Now it’s time to close up the bottom of the fuselage with sheet balsa. This part of the building sequence offers me a fine opportunity to talk about one of the choices of design and construction technique that went into developing this kit. This is something that goes back to the very earliest days of model airplane building, and makes for a fun history lesson. In the beginning such model airplanes as existed at all might just as well have been whittled (OK, carved) out of a solid block of wood. Since the model builders of those days were every bit as smart as we are, it didn’t take long for them to figure out that solid models might look great, but for real flight they were useless unless you were willing to settle for swinging them around on a string. (Important note: real control line flying, which is something very different, was not invented yet.) What did offer promise of flying were models made mostly of air…contained and defined by a collection of intricately shaped long, skinny sticks and some shorter flat pieces that served as fuselage formers and wing ribs. At first the sticks were basswood, spruce or maybe even pine, and the flat stuff might just as often have been cardboard.
Tradition holds that sometime during the 1920’s or thereabout, balsa wood appeared as the miracle material that was going to revolutionize aeromodeling. It did.
Spruce and basswood (along with thin aircraft plywood as it became available) got reserved for things like wing spars and engine mounts (if you were lucky enough to have an engine!). Balsa took over. At first you used it just like the old stuff…longerons and stringers, leading and trailing edges…sticks. It didn’t take long for somebody to figure out that if you used a very thin, fine-toothed table saw you could cut a block of balsa wood into smooth, accurately dimensioned sheets of various convenient thicknesses and sizes AND that it took a whole lot less time and effort (as well as skill, sometimes) to cut out something like a fuselage side from one of those balsa sheets than it did to piece it together from eleventy-odd lengths of stick balsa.

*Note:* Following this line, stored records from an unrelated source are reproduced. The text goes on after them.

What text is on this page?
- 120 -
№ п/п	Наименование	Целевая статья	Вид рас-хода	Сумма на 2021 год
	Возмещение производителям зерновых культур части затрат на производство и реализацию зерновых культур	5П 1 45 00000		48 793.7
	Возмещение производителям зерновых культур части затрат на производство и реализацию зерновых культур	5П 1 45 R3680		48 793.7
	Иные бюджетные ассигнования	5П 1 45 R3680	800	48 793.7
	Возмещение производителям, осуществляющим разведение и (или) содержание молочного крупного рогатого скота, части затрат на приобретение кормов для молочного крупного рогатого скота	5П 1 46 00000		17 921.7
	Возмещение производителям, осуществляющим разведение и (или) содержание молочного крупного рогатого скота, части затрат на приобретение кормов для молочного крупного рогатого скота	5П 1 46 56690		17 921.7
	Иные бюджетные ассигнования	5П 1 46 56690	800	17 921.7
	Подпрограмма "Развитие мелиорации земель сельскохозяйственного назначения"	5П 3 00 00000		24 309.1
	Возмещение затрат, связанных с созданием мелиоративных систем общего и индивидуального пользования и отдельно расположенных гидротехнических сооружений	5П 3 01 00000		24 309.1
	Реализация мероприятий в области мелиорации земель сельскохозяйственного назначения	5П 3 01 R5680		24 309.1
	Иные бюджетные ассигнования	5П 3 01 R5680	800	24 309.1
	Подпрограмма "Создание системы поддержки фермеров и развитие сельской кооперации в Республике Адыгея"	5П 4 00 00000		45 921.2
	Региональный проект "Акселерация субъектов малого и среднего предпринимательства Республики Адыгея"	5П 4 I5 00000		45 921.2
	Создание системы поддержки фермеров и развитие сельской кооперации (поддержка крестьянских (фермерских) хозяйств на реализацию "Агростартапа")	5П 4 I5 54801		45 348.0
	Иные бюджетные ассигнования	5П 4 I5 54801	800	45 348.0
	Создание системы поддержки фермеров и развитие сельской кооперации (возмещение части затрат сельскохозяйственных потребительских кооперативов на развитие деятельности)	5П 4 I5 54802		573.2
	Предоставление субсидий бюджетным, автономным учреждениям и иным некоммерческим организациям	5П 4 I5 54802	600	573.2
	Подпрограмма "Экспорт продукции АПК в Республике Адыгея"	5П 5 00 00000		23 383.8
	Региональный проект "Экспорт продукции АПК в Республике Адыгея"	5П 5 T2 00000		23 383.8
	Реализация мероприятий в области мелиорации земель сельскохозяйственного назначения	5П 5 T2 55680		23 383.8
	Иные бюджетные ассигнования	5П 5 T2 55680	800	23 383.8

Not surprisingly, considering the independent nature of the sort of people who build model airplanes, a debate ensued as to which was better…built-up (stick) construction with tissue or silk covering or sheet construction which might be covered or not, but didn’t need to be. Built-up structure lends itself to curvey, complex shapes and is by nature light as well. It’s also more demanding to build accurately and perhaps more likely to be fragile. Sheet structures tend, by definition, to be mostly flat and angular. They can be a lot quicker to build. They use up more balsa and often weigh more than built-up equivalents, but they are often tougher in the face of real-world flying. It can be harder to poke a hole through a piece of balsa than through a piece of doped tissue or silk. However, there are some things that you can’t do with fabric covered open structure, like producing a regular convex curved surface such as an engine cowl…without facets (flat spots). For that you need a bent or formed sheet or a carved or molded part. (You can produce an esthetically and mathematically smooth concave surface with fabric, but that’s a tale for another time).
The esthetics-versus-functionality debate that started here is still going on. You might say that it’s with us today as the model building-versus-ARF question. As is usually the case in such matters…in my opinion…there will never be any single right answer. We need them both, and this Stinson SR-9 kit project is an excellent example of how that works out in practice.